Um único negativo pode produzir duas cópias nitidamente diferentes dependendo apenas de como o ampliador o ilumina. Um fotograma de Tri-X 400 que se estabiliza no grau 2 sob uma cabeça de difusão pode precisar do grau 1 sob um condensador para manter a mesma separação nas altas luzes, e o grão que aparece nítido em uma cópia pode suavizar na outra. A causa não é a objetiva nem o papel, mas a geometria da luz que chega à emulsão, e o mecanismo físico que conecta os dois é o efeito Callier.

Como as Duas Fontes de Luz Diferem

Um ampliador de condensador posiciona uma ou mais lentes grandes entre a lâmpada e o negativo. Esses condensadores coletam a luz e formam um feixe direcional aproximadamente colimado que passa pela emulsão como luz especular, percorrendo raios quase paralelos.

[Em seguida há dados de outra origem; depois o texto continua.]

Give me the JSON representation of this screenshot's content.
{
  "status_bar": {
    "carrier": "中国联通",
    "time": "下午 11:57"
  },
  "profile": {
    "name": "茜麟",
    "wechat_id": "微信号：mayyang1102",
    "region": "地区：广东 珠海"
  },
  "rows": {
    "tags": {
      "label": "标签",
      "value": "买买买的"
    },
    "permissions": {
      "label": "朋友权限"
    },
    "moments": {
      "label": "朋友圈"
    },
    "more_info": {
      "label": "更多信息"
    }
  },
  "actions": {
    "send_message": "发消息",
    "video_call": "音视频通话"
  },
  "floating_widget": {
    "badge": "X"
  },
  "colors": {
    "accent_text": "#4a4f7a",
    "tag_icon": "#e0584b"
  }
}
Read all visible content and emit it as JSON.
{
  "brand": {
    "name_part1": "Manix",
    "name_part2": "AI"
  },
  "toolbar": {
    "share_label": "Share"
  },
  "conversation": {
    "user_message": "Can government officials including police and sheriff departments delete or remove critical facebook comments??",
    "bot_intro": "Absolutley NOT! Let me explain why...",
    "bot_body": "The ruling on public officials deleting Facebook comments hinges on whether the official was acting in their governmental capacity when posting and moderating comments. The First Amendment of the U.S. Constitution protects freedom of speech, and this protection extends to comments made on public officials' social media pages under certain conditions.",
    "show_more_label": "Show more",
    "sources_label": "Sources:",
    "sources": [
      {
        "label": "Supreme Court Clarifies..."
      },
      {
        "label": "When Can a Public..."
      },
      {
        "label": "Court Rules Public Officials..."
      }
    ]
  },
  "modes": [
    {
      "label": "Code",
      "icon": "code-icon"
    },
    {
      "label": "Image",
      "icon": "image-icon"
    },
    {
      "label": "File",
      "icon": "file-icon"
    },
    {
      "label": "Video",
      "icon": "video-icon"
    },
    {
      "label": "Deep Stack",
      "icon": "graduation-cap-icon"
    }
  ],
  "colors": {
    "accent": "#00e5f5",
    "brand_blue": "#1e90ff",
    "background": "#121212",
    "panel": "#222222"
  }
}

Um ampliador de difusão, por sua vez, posiciona o negativo abaixo de uma câmara integradora ou de uma folha de material opal, de modo que a luz chega de uma ampla variedade de ângulos. As cabeças coloridas dicroicas (Durst, Kaiser, o Leitz Focomat) são a variante de difusão mais comum hoje, acompanhadas pelos clássicos tubos de luz fria e, mais recentemente, pelas cabeças LED de contraste variável dedicadas.

A distinção importa porque os grãos de prata da imagem não apenas absorvem a luz; eles também a dispersam. Nas áreas densas e altamente reveladas do negativo, a prata acumulada dispersa uma parte do feixe transmitido para fora de seu caminho original. Sob a iluminação direcional do condensador, a luz dispersada para fora do eixo óptico é efetivamente perdida do percurso de formação de imagem, de modo que as áreas densas são lidas como ainda mais densas. Sob a iluminação difusa, a luz já chega de todos os ângulos, e os raios dispersados são continuamente repostos por raios dispersados para dentro do percurso a partir de direções vizinhas, de modo que a mesma prata parece menos densa.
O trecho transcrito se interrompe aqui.